Un faux poli­cier armé fait au moins 16 morts au Canada, la pire tuerie du pays

L'assaillant a été tué dimanche en fin de matinée, après une chasse à l'homme de plus de douze heures.



Il s'agit de la pire tuerie qu'ait connu le Canada : un homme armé a tué au moins 16 personnes, parmi lesquelles une policière, pour une raison encore inconnue dans la nuit de samedi à dimanche en Nouvelle-Écosse. L'homme de 51 ans, un prothésiste dentaire selon les médias, a été tué dimanche en fin de matinée.


Des motivations encore floues


Lors de sa cavale meurtrière, Gabriel Wortman a notamment circulé au volant d'une voiture semblable à celles de la police, portant au moins une partie d'un uniforme de policier. Il a semé la mort en plusieurs endroits, dans des circonstances et pour une raison encore mystérieuse qui ont choqué le pays. Les fusillades de masse sont rares au Canada, contrairement au voisin américain.


La responsable nationale de la Gendarmerie royale du Canada (GRC, police fédérale), Brenda Lucki, a indiqué à plusieurs chaînes que le bilan était d'au moins 13 morts, avant d'annoncer en milieu de soirée un nouveau bilan d'au moins 16 morts, en plus du tueur, selon les chaînes CBC et CTV. Les motivations de Gabriel Wortman doivent encore être éclaircies par l'enquête. 



Parmi les victimes se trou­vait la poli­cière Heidi Steven­son, qui a perdu la vie en tentant d’ar­rê­ter le tireur. « Deux enfants ont perdu leur mère et un mari a perdu son épouse. Des parents ont perdu leur fille et de nombreux autres ont perdu une incroyable amie et collègue », lui a rendu hommage le commis­saire Lee Berger­man dans un post Face­book.

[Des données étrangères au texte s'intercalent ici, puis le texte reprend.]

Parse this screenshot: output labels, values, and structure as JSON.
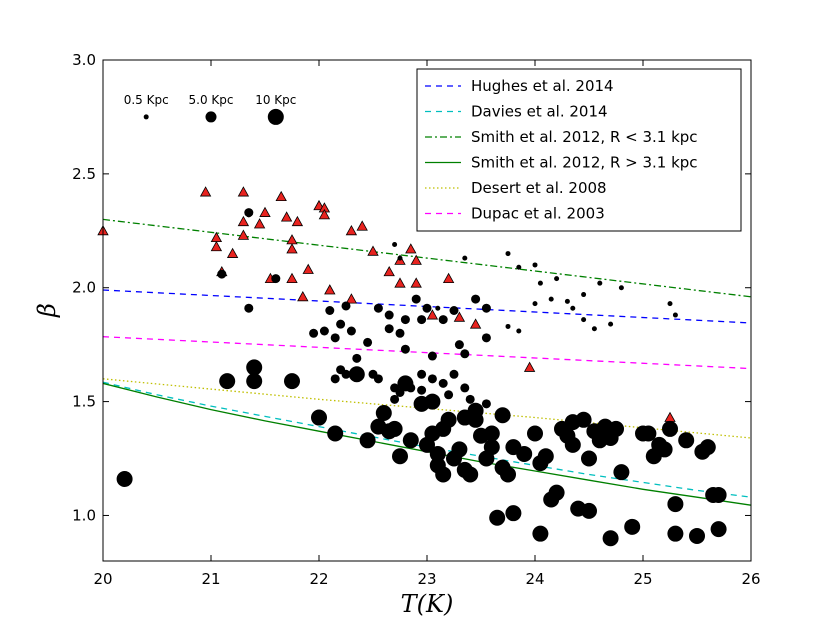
{
  "chart_data": {
    "type": "scatter",
    "xlabel": "T(K)",
    "ylabel": "β",
    "xlim": [
      20,
      26
    ],
    "ylim": [
      0.8,
      3.0
    ],
    "x_ticks": [
      "20",
      "21",
      "22",
      "23",
      "24",
      "25",
      "26"
    ],
    "y_ticks": [
      "1.0",
      "1.5",
      "2.0",
      "2.5",
      "3.0"
    ],
    "size_key": [
      {
        "label": "0.5 Kpc",
        "x": 20.4,
        "y": 2.75,
        "size": "small"
      },
      {
        "label": "5.0 Kpc",
        "x": 21.0,
        "y": 2.75,
        "size": "medium"
      },
      {
        "label": "10 Kpc",
        "x": 21.6,
        "y": 2.75,
        "size": "large"
      }
    ],
    "lines": [
      {
        "name": "Hughes et al. 2014",
        "color": "#0000ff",
        "style": "dashed",
        "x": [
          20,
          26
        ],
        "y": [
          1.99,
          1.845
        ]
      },
      {
        "name": "Davies et al. 2014",
        "color": "#00bfbf",
        "style": "dashed",
        "x": [
          20.0,
          20.5,
          21.0,
          21.5,
          22.0,
          22.5,
          23.0,
          23.5,
          24.0,
          24.5,
          25.0,
          25.5,
          26.0
        ],
        "y": [
          1.585,
          1.53,
          1.48,
          1.435,
          1.39,
          1.345,
          1.3,
          1.26,
          1.22,
          1.18,
          1.145,
          1.11,
          1.08
        ]
      },
      {
        "name": "Smith et al. 2012, R < 3.1 kpc",
        "color": "#008000",
        "style": "dashdot",
        "x": [
          20,
          26
        ],
        "y": [
          2.3,
          1.96
        ]
      },
      {
        "name": "Smith et al. 2012, R > 3.1 kpc",
        "color": "#008000",
        "style": "solid",
        "x": [
          20.0,
          20.5,
          21.0,
          21.5,
          22.0,
          22.5,
          23.0,
          23.5,
          24.0,
          24.5,
          25.0,
          25.5,
          26.0
        ],
        "y": [
          1.58,
          1.52,
          1.465,
          1.415,
          1.37,
          1.325,
          1.28,
          1.235,
          1.195,
          1.155,
          1.115,
          1.08,
          1.045
        ]
      },
      {
        "name": "Desert et al. 2008",
        "color": "#bfbf00",
        "style": "dotted",
        "x": [
          20.0,
          21.0,
          22.0,
          23.0,
          24.0,
          25.0,
          26.0
        ],
        "y": [
          1.6,
          1.555,
          1.51,
          1.47,
          1.43,
          1.385,
          1.34
        ]
      },
      {
        "name": "Dupac et al. 2003",
        "color": "#ff00ff",
        "style": "dashed",
        "x": [
          20,
          26
        ],
        "y": [
          1.785,
          1.645
        ]
      }
    ],
    "triangles": [
      [
        20.0,
        2.25
      ],
      [
        20.95,
        2.42
      ],
      [
        21.05,
        2.22
      ],
      [
        21.05,
        2.18
      ],
      [
        21.1,
        2.07
      ],
      [
        21.2,
        2.15
      ],
      [
        21.3,
        2.42
      ],
      [
        21.3,
        2.29
      ],
      [
        21.3,
        2.23
      ],
      [
        21.45,
        2.28
      ],
      [
        21.5,
        2.33
      ],
      [
        21.55,
        2.04
      ],
      [
        21.65,
        2.4
      ],
      [
        21.7,
        2.31
      ],
      [
        21.75,
        2.21
      ],
      [
        21.75,
        2.17
      ],
      [
        21.75,
        2.04
      ],
      [
        21.8,
        2.29
      ],
      [
        21.85,
        1.96
      ],
      [
        21.9,
        2.08
      ],
      [
        22.0,
        2.36
      ],
      [
        22.05,
        2.35
      ],
      [
        22.05,
        2.32
      ],
      [
        22.1,
        1.99
      ],
      [
        22.3,
        2.25
      ],
      [
        22.3,
        1.95
      ],
      [
        22.4,
        2.27
      ],
      [
        22.5,
        2.16
      ],
      [
        22.65,
        2.07
      ],
      [
        22.75,
        2.12
      ],
      [
        22.75,
        2.02
      ],
      [
        22.85,
        2.17
      ],
      [
        22.9,
        2.12
      ],
      [
        22.9,
        2.02
      ],
      [
        23.05,
        1.88
      ],
      [
        23.2,
        2.04
      ],
      [
        23.3,
        1.87
      ],
      [
        23.45,
        1.84
      ],
      [
        23.95,
        1.65
      ],
      [
        25.25,
        1.43
      ]
    ],
    "points_small": [
      [
        21.35,
        2.32
      ],
      [
        22.7,
        2.19
      ],
      [
        22.75,
        2.13
      ],
      [
        23.1,
        1.91
      ],
      [
        23.35,
        2.13
      ],
      [
        23.75,
        2.15
      ],
      [
        23.85,
        2.09
      ],
      [
        24.0,
        2.1
      ],
      [
        24.05,
        2.02
      ],
      [
        24.15,
        1.95
      ],
      [
        24.2,
        2.04
      ],
      [
        24.35,
        1.91
      ],
      [
        24.6,
        2.02
      ],
      [
        24.8,
        2.0
      ],
      [
        25.25,
        1.93
      ],
      [
        25.3,
        1.88
      ],
      [
        24.7,
        1.84
      ],
      [
        24.55,
        1.82
      ],
      [
        23.85,
        1.81
      ],
      [
        23.75,
        1.83
      ],
      [
        24.45,
        1.86
      ],
      [
        24.3,
        1.94
      ],
      [
        24.45,
        1.97
      ],
      [
        24.0,
        1.93
      ]
    ],
    "points_medium": [
      [
        21.1,
        2.06
      ],
      [
        21.35,
        1.91
      ],
      [
        21.35,
        2.33
      ],
      [
        21.6,
        2.04
      ],
      [
        21.95,
        1.8
      ],
      [
        22.05,
        1.81
      ],
      [
        22.1,
        1.9
      ],
      [
        22.15,
        1.78
      ],
      [
        22.25,
        1.92
      ],
      [
        22.2,
        1.84
      ],
      [
        22.3,
        1.81
      ],
      [
        22.35,
        1.69
      ],
      [
        22.45,
        1.76
      ],
      [
        22.55,
        1.91
      ],
      [
        22.65,
        1.88
      ],
      [
        22.65,
        1.82
      ],
      [
        22.75,
        1.8
      ],
      [
        22.8,
        1.86
      ],
      [
        22.8,
        1.73
      ],
      [
        22.9,
        1.95
      ],
      [
        22.95,
        1.86
      ],
      [
        23.0,
        1.91
      ],
      [
        23.05,
        1.7
      ],
      [
        23.15,
        1.86
      ],
      [
        23.25,
        1.9
      ],
      [
        23.3,
        1.75
      ],
      [
        23.35,
        1.71
      ],
      [
        23.45,
        1.95
      ],
      [
        23.55,
        1.78
      ],
      [
        23.55,
        1.91
      ],
      [
        22.5,
        1.62
      ],
      [
        22.55,
        1.6
      ],
      [
        22.7,
        1.56
      ],
      [
        22.75,
        1.54
      ],
      [
        22.85,
        1.56
      ],
      [
        22.95,
        1.62
      ],
      [
        22.95,
        1.55
      ],
      [
        23.05,
        1.6
      ],
      [
        23.15,
        1.58
      ],
      [
        23.2,
        1.53
      ],
      [
        23.25,
        1.62
      ],
      [
        23.35,
        1.56
      ],
      [
        23.4,
        1.51
      ],
      [
        22.2,
        1.64
      ],
      [
        22.15,
        1.6
      ],
      [
        22.25,
        1.62
      ],
      [
        22.7,
        1.51
      ],
      [
        23.55,
        1.49
      ]
    ],
    "points_large": [
      [
        20.2,
        1.16
      ],
      [
        21.15,
        1.59
      ],
      [
        21.4,
        1.65
      ],
      [
        21.4,
        1.59
      ],
      [
        21.75,
        1.59
      ],
      [
        22.0,
        1.43
      ],
      [
        22.15,
        1.36
      ],
      [
        22.35,
        1.62
      ],
      [
        22.45,
        1.33
      ],
      [
        22.55,
        1.39
      ],
      [
        22.6,
        1.45
      ],
      [
        22.65,
        1.37
      ],
      [
        22.75,
        1.26
      ],
      [
        22.7,
        1.38
      ],
      [
        22.8,
        1.58
      ],
      [
        22.85,
        1.33
      ],
      [
        22.95,
        1.49
      ],
      [
        23.0,
        1.31
      ],
      [
        23.05,
        1.36
      ],
      [
        23.05,
        1.5
      ],
      [
        23.1,
        1.27
      ],
      [
        23.1,
        1.22
      ],
      [
        23.15,
        1.18
      ],
      [
        23.15,
        1.38
      ],
      [
        23.2,
        1.42
      ],
      [
        23.25,
        1.25
      ],
      [
        23.3,
        1.29
      ],
      [
        23.35,
        1.2
      ],
      [
        23.4,
        1.18
      ],
      [
        23.45,
        1.42
      ],
      [
        23.5,
        1.35
      ],
      [
        23.55,
        1.25
      ],
      [
        23.6,
        1.3
      ],
      [
        23.6,
        1.36
      ],
      [
        23.65,
        0.99
      ],
      [
        23.7,
        1.21
      ],
      [
        23.7,
        1.44
      ],
      [
        23.75,
        1.18
      ],
      [
        23.8,
        1.01
      ],
      [
        23.8,
        1.3
      ],
      [
        23.9,
        1.27
      ],
      [
        24.0,
        1.36
      ],
      [
        24.05,
        1.23
      ],
      [
        24.05,
        0.92
      ],
      [
        24.1,
        1.26
      ],
      [
        24.15,
        1.07
      ],
      [
        24.2,
        1.1
      ],
      [
        24.25,
        1.38
      ],
      [
        24.3,
        1.35
      ],
      [
        24.35,
        1.31
      ],
      [
        24.35,
        1.41
      ],
      [
        24.4,
        1.03
      ],
      [
        24.45,
        1.42
      ],
      [
        24.5,
        1.25
      ],
      [
        24.5,
        1.02
      ],
      [
        24.55,
        1.37
      ],
      [
        24.6,
        1.33
      ],
      [
        24.65,
        1.39
      ],
      [
        24.7,
        1.34
      ],
      [
        24.7,
        0.9
      ],
      [
        24.75,
        1.38
      ],
      [
        24.8,
        1.19
      ],
      [
        24.9,
        0.95
      ],
      [
        25.0,
        1.36
      ],
      [
        25.05,
        1.36
      ],
      [
        25.1,
        1.26
      ],
      [
        25.15,
        1.31
      ],
      [
        25.2,
        1.29
      ],
      [
        25.25,
        1.38
      ],
      [
        25.3,
        0.92
      ],
      [
        25.3,
        1.05
      ],
      [
        25.4,
        1.33
      ],
      [
        25.5,
        0.91
      ],
      [
        25.55,
        1.28
      ],
      [
        25.6,
        1.3
      ],
      [
        25.65,
        1.09
      ],
      [
        25.7,
        0.94
      ],
      [
        25.7,
        1.09
      ],
      [
        23.35,
        1.43
      ],
      [
        23.45,
        1.46
      ]
    ]
  }
}
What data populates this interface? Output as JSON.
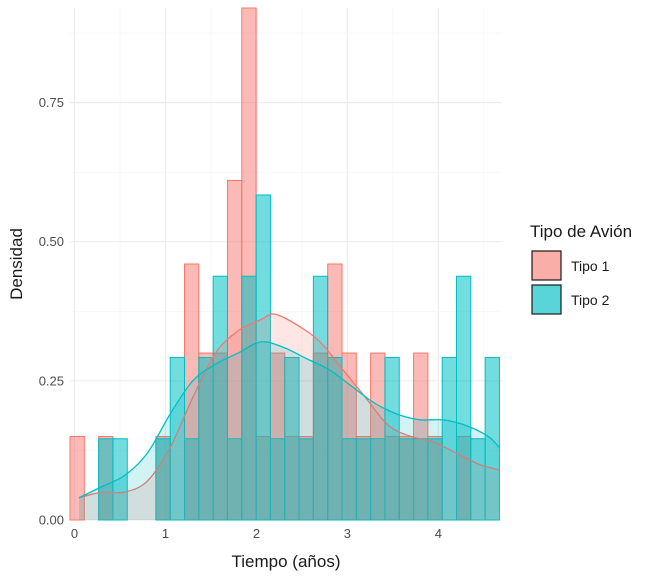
{
  "chart_data": {
    "type": "histogram",
    "xlabel": "Tiempo (años)",
    "ylabel": "Densidad",
    "xlim": [
      -0.05,
      4.7
    ],
    "ylim": [
      0,
      0.92
    ],
    "x_ticks": [
      0,
      1,
      2,
      3,
      4
    ],
    "y_ticks": [
      0.0,
      0.25,
      0.5,
      0.75
    ],
    "y_tick_labels": [
      "0.00",
      "0.25",
      "0.50",
      "0.75"
    ],
    "bin_edges": [
      -0.05,
      0.1074,
      0.2648,
      0.4222,
      0.5796,
      0.737,
      0.8944,
      1.0518,
      1.2092,
      1.3666,
      1.524,
      1.6814,
      1.8388,
      1.9962,
      2.1536,
      2.311,
      2.4684,
      2.6258,
      2.7832,
      2.9406,
      3.098,
      3.2554,
      3.4128,
      3.5702,
      3.7276,
      3.885,
      4.0424,
      4.1998,
      4.3572,
      4.5146,
      4.672
    ],
    "grid": true,
    "legend": {
      "title": "Tipo de Avión",
      "position": "right"
    },
    "series": [
      {
        "name": "Tipo 1",
        "color": "#F8766D",
        "fill_opacity": 0.5,
        "values": [
          0.15,
          0,
          0.15,
          0,
          0,
          0,
          0.15,
          0,
          0.46,
          0.3,
          0.3,
          0.61,
          0.92,
          0.15,
          0.3,
          0.15,
          0.15,
          0.3,
          0.46,
          0.3,
          0.15,
          0.3,
          0.15,
          0.15,
          0.3,
          0.15,
          0,
          0.15,
          0,
          0
        ],
        "density": [
          [
            0.05,
            0.04
          ],
          [
            0.3,
            0.05
          ],
          [
            0.55,
            0.05
          ],
          [
            0.8,
            0.07
          ],
          [
            1.05,
            0.13
          ],
          [
            1.3,
            0.22
          ],
          [
            1.55,
            0.3
          ],
          [
            1.8,
            0.34
          ],
          [
            2.05,
            0.36
          ],
          [
            2.2,
            0.37
          ],
          [
            2.45,
            0.35
          ],
          [
            2.7,
            0.32
          ],
          [
            2.95,
            0.27
          ],
          [
            3.2,
            0.22
          ],
          [
            3.45,
            0.17
          ],
          [
            3.7,
            0.15
          ],
          [
            3.95,
            0.14
          ],
          [
            4.2,
            0.12
          ],
          [
            4.45,
            0.1
          ],
          [
            4.67,
            0.09
          ]
        ]
      },
      {
        "name": "Tipo 2",
        "color": "#00BFC4",
        "fill_opacity": 0.55,
        "values": [
          0,
          0,
          0.146,
          0.146,
          0,
          0,
          0.146,
          0.292,
          0.146,
          0.292,
          0.438,
          0.146,
          0.438,
          0.584,
          0.146,
          0.292,
          0.146,
          0.438,
          0.292,
          0.146,
          0.146,
          0.146,
          0.292,
          0.146,
          0.146,
          0.146,
          0.292,
          0.438,
          0.146,
          0.292
        ],
        "density": [
          [
            0.05,
            0.04
          ],
          [
            0.3,
            0.06
          ],
          [
            0.55,
            0.08
          ],
          [
            0.8,
            0.12
          ],
          [
            1.05,
            0.19
          ],
          [
            1.3,
            0.25
          ],
          [
            1.55,
            0.28
          ],
          [
            1.8,
            0.3
          ],
          [
            2.05,
            0.32
          ],
          [
            2.3,
            0.31
          ],
          [
            2.55,
            0.29
          ],
          [
            2.8,
            0.27
          ],
          [
            3.05,
            0.24
          ],
          [
            3.3,
            0.21
          ],
          [
            3.55,
            0.19
          ],
          [
            3.8,
            0.18
          ],
          [
            4.05,
            0.18
          ],
          [
            4.3,
            0.17
          ],
          [
            4.55,
            0.15
          ],
          [
            4.67,
            0.13
          ]
        ]
      }
    ]
  }
}
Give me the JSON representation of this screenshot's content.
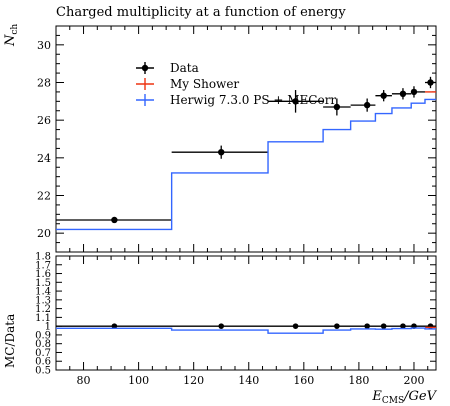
{
  "chart_data": [
    {
      "type": "line",
      "panel": "main",
      "title": "Charged multiplicity at a function of energy",
      "ylabel_main": "N",
      "ylabel_sub": "ch",
      "xlim": [
        70,
        208
      ],
      "ylim": [
        19,
        31
      ],
      "yticks": [
        20,
        22,
        24,
        26,
        28,
        30
      ],
      "legend_position": "upper-left",
      "legend": [
        "Data",
        "My Shower",
        "Herwig 7.3.0 PS + MECorr"
      ],
      "series": [
        {
          "name": "Data",
          "color": "#000000",
          "points": [
            {
              "x": 91.2,
              "xlow": 70,
              "xhigh": 112,
              "y": 20.7,
              "yerr": 0.15
            },
            {
              "x": 130,
              "xlow": 112,
              "xhigh": 147,
              "y": 24.3,
              "yerr": 0.35
            },
            {
              "x": 157,
              "xlow": 147,
              "xhigh": 167,
              "y": 27.0,
              "yerr": 0.6
            },
            {
              "x": 172,
              "xlow": 167,
              "xhigh": 177,
              "y": 26.7,
              "yerr": 0.45
            },
            {
              "x": 183,
              "xlow": 177,
              "xhigh": 186,
              "y": 26.8,
              "yerr": 0.35
            },
            {
              "x": 189,
              "xlow": 186,
              "xhigh": 192,
              "y": 27.3,
              "yerr": 0.3
            },
            {
              "x": 196,
              "xlow": 192,
              "xhigh": 199,
              "y": 27.4,
              "yerr": 0.3
            },
            {
              "x": 200,
              "xlow": 199,
              "xhigh": 204,
              "y": 27.5,
              "yerr": 0.3
            },
            {
              "x": 206,
              "xlow": 204,
              "xhigh": 208,
              "y": 28.0,
              "yerr": 0.3
            }
          ]
        },
        {
          "name": "My Shower",
          "color": "#ee3311",
          "steps": [
            {
              "xlow": 204,
              "xhigh": 208,
              "y": 27.5
            }
          ]
        },
        {
          "name": "Herwig 7.3.0 PS + MECorr",
          "color": "#3366ff",
          "steps": [
            {
              "xlow": 70,
              "xhigh": 112,
              "y": 20.2
            },
            {
              "xlow": 112,
              "xhigh": 147,
              "y": 23.2
            },
            {
              "xlow": 147,
              "xhigh": 167,
              "y": 24.85
            },
            {
              "xlow": 167,
              "xhigh": 177,
              "y": 25.5
            },
            {
              "xlow": 177,
              "xhigh": 186,
              "y": 25.95
            },
            {
              "xlow": 186,
              "xhigh": 192,
              "y": 26.35
            },
            {
              "xlow": 192,
              "xhigh": 199,
              "y": 26.65
            },
            {
              "xlow": 199,
              "xhigh": 204,
              "y": 26.9
            },
            {
              "xlow": 204,
              "xhigh": 208,
              "y": 27.1
            }
          ]
        }
      ]
    },
    {
      "type": "line",
      "panel": "ratio",
      "ylabel": "MC/Data",
      "xlabel_main": "E",
      "xlabel_sub": "CMS",
      "xlabel_suffix": "/GeV",
      "xlim": [
        70,
        208
      ],
      "ylim": [
        0.5,
        1.8
      ],
      "yticks": [
        "1.8",
        "1.7",
        "1.6",
        "1.5",
        "1.4",
        "1.3",
        "1.2",
        "1.1",
        "1",
        "0.9",
        "0.8",
        "0.7",
        "0.6",
        "0.5"
      ],
      "xticks": [
        "80",
        "100",
        "120",
        "140",
        "160",
        "180",
        "200"
      ],
      "series": [
        {
          "name": "Data",
          "color": "#000000",
          "points_x": [
            91.2,
            130,
            157,
            172,
            183,
            189,
            196,
            200,
            206
          ],
          "value": 1.0
        },
        {
          "name": "My Shower",
          "color": "#ee3311",
          "steps": [
            {
              "xlow": 204,
              "xhigh": 208,
              "y": 0.985
            }
          ]
        },
        {
          "name": "Herwig 7.3.0 PS + MECorr",
          "color": "#3366ff",
          "steps": [
            {
              "xlow": 70,
              "xhigh": 112,
              "y": 0.975
            },
            {
              "xlow": 112,
              "xhigh": 147,
              "y": 0.955
            },
            {
              "xlow": 147,
              "xhigh": 167,
              "y": 0.92
            },
            {
              "xlow": 167,
              "xhigh": 177,
              "y": 0.955
            },
            {
              "xlow": 177,
              "xhigh": 186,
              "y": 0.968
            },
            {
              "xlow": 186,
              "xhigh": 192,
              "y": 0.965
            },
            {
              "xlow": 192,
              "xhigh": 199,
              "y": 0.972
            },
            {
              "xlow": 199,
              "xhigh": 204,
              "y": 0.978
            },
            {
              "xlow": 204,
              "xhigh": 208,
              "y": 0.968
            }
          ]
        }
      ]
    }
  ]
}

"Acte de violence insensé"



Une policière, Heidi Stevenson, 23 ans d'ancienneté et mère de deux enfants, a été tuée dimanche et un policier a été blessé, a précisé la police. "C'est avec tristesse que j'ai appris l'acte de violence insensé qui a été perpétré en Nouvelle-Écosse et a coûté la vie de nombreuses personnes, y compris celle d'une membre de la Gendarmerie royale du Canada", a réagi le Premier ministre, Justin Trudeau, dans un communiqué.


"Il est trop tôt pour parler de motivation", a expliqué lors d'un point presse le responsable des enquêtes criminelles de la police fédérale de Nouvelle-Écosse Chris Leather, qui avait dans un premier temps fait état de "plus de 10 morts".

Plusieurs victimes "ne semblent pas avoir de lien avec le tireur", a-t-il noté. Mais "le fait que cet individu disposait d'un uniforme et d'une voiture de police laisse certainement penser que ce n'était pas un acte spontané". Brenda Lucki a pour sa part indiqué que cet acte n'était pas considéré à ce stade comme de nature terroriste. 




Selon les médias canadiens, Wortman était propriétaire d'un cabinet d'orthodontie à Dartmouth, près de Halifax. La police a indiqué qu'elle tenterait de déterminer si ce massacre avait un lien quelconque avec l'épidémie de coronavirus, qui a entraîné la fermeture des activités non essentielles dans tout le pays. 


La police cana­dienne a annoncé la mort du tireur au terme d’une course-pour­suite, mais ni les circons­tances de sa mort ni les raisons qui auraient pu le pous­ser à commettre ces meurtres n’ont été évoquées. La police aver­tit égale­ment qu’il pour­rait y avoir davan­tage de victimes.

Le Premier ministre Justin Trudeau parle d’une « situa­tion terrible » sur laquelle il s’ex­pri­mera dans les prochaines heures.